Gleichzeitig berichten die Händler, dass der Sportwagen selbst mit einem Nachlass von 700 US-$ keine Kunden findet. Kaiser Motors reagiert unverzüglich und stellt bereits im August 1954 die Produktion des Sportwagens ein. Neben sechs Prototypen sind zu diesem Zeitpunkt nur 435 Kaiser Motors entstanden. Viele davon stehen unverkauft auf Halde oder bei den Händlern.

Howard A. Darrin übernimmt

Bereits im Winter 1953/54 beschädigt ein Schneesturm 50 GFK-Karosserien, die Kaiser Motors als unverkäuflich abschreibt. Kaiser Motors verkauft sie an Howard A. Darrin. Parallel dazu kauft der Designer auch unverkäufliche Fahrzeuge von Händlern auf und steigt damit ab 1955 selbst zum Sportwagen-Hersteller auf. In Santa Monica arbeitet Darrin die Fahrzeuge auf und baut die Karosserien teilweise zum Coupé um.

Ein zum Coupé umgebauter Darrin Special (Foto Infrogmation – GNU Free)

Zudem weiß der Designer, dass der Motor einen großen Anteil am Misserfolg des Kaiser Darrin hat. Auf Wunsch bestückt Darrin den Sportwagen daher auch mit dem V8 des Cadillac Eldorado. Statt 90 PS verfügt der nach dem Umbau 4.350 US-$ teure Darrin Special damit über 270 PS Leistung.
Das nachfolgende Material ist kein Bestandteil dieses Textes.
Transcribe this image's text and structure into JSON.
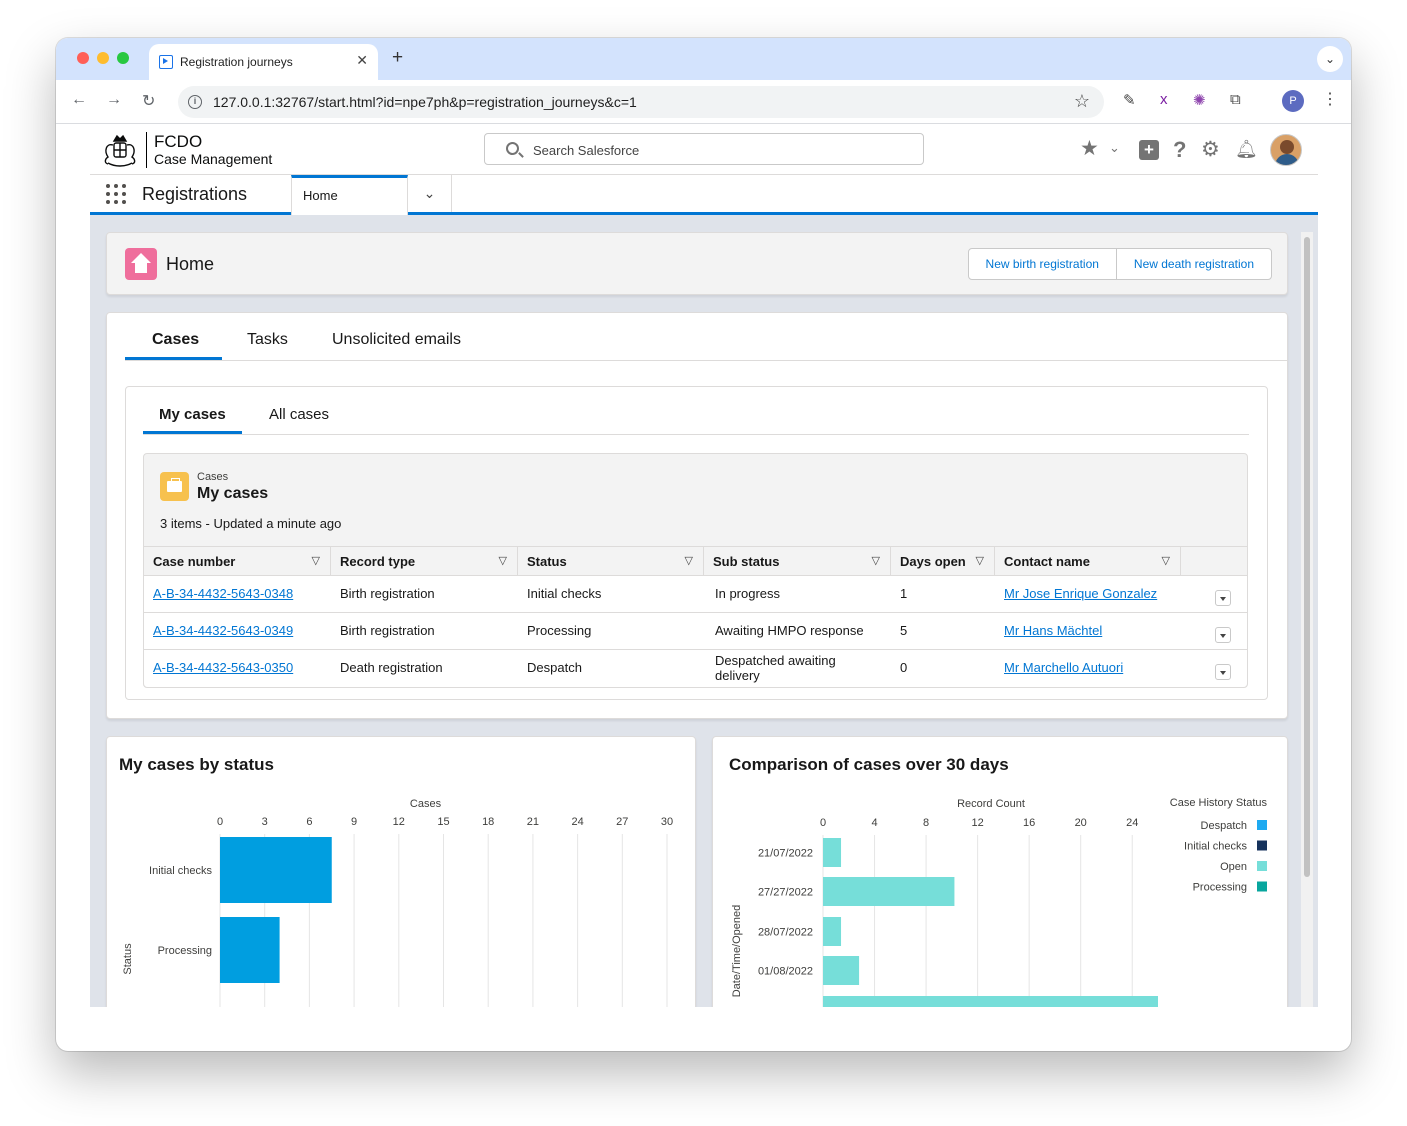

Endlich können die Fahrleistungen mit dem Aussehen mithalten, zumal es später auch Versionen mit bis zu 335 PS gibt.

Die Spitzengeschwindigkeit des Sportwagens liegt bei 233 Kilometern pro Stunde. Lance Reventlow, Sohn von Woolworth-Erbin Barbara Hutton, tritt mit dem Darrin Special bei Sportwagenrennen des SCCA an. Das sorgt, genauso wie der Verkaufsraum von Darrin Automotive Design in Hollywood, für Aufmerksamkeit.

Nach gut zwei Jahren ist 1957 der Vorrat der aufgekauften Kaiser Darrin erschöpft. Wobei es teilweise Zweifel an der Gesichte gibt. Denn heute sind wohl noch rund 300 Kaiser Darrin erhalten. Fast alle bekannten Fahrzeuge sind Sechszylinder-Modelle. Exemplare mit dem V8-Motor gibt es praktisch nicht. Wer sich heute einen Kaiser Darrin zulegen möchte, benötigt übrigens – je nach Zustand – bis zu 200.000 US-$, wie die US-Handelsplattform Hagerty auf ihrer Webseite ausweist.